Consequently, Burges work constitutes one of the earliest comprehensive treatises on comparative private law. His Commentaries found followers well beyond England, on the Continent and overseas. Did it spark a movement toward comparative law as a legal discipline? Unfortunately not. Burge’s goal was a practical one: to make the relevant foreign laws known to members of the Privy Council. It did, however, not constitute the beginning of an academic movement interested in comparative law. Burge’s work was more or less one of its kind at that time grown out of necessity rather than academic curiosity.
- Burge’s Commentaries on Colonial and Foreign Laws Generally and in Their Conflict With Each Other and With the Law of England (Renton and Phillimore eds., 1907), available here.
- Konrad Zweigert & Hein Kötz, An Introduction to Comparative Law (1998), p. 56.
When it comes to comparative law, the year 1900 marks a turning point. In the Summer of 1900, the Congress of Comparative Law took place in Paris, as an addendum to the World Exhibition. It is the starting point of a continuous stream of scholarly work on the functions and methods of comparative law.

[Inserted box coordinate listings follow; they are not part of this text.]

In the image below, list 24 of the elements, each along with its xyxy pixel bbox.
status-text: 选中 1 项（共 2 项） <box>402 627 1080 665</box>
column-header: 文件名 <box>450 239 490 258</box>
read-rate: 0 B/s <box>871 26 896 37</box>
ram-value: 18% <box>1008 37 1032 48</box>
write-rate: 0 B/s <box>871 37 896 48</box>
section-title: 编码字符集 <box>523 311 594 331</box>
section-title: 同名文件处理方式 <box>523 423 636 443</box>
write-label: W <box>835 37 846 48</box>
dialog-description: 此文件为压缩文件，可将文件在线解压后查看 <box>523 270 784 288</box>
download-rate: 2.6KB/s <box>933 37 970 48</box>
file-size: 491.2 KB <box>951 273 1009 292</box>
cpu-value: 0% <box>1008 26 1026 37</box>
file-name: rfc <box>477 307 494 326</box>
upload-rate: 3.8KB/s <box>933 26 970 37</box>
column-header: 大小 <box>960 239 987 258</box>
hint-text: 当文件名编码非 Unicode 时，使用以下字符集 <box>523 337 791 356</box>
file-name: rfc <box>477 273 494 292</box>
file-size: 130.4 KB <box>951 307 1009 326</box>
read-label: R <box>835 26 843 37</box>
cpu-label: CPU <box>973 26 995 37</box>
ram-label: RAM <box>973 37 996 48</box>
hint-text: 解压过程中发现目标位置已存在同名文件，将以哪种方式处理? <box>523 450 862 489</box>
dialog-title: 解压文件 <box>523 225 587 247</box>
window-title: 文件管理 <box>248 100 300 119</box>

Before the 1900 conference, comparative legal science* consisted of a patchwork of various bouts of research with comparative law elements to varying degrees. Thus, the ancient Greeks – Plato and Aristotle in particular – used comparative law for their philosophical elaborations on the ideal constitution. By contrast, the Romans did not deign foreign laws worthy of consideration for they were convinced of the absolute superiority of their own law. Subsequently, there were sporadic epochs of comparative law research, mostly in England, Germany, and France. Unfortunately, they lacked long-term academic impact and failed to establish comparative law teaching and research at universities.
The Paris Congress of 1900 set out to change this deplorable state of comparative legal science by first and foremost establishing it as a scientific discipline worthy of representation within universities. While the congress had its shortcomings (and I will discuss them in a later post), it still managed to create a momentum for comparative law up until this day. In particular, it prevented comparative law from falling behind in legal academia. Today, some comparative law is part of most university curricula – though comparative legal science is still not accorded the role that its relevance for law in general would warrant.
* Comparative law as a practical harmonization tool has been used more continuously since the mid 19th century.
Konrad Zweigert & Hein Kötz, An Introduction to Comparative Law (1998), pp. 48-62.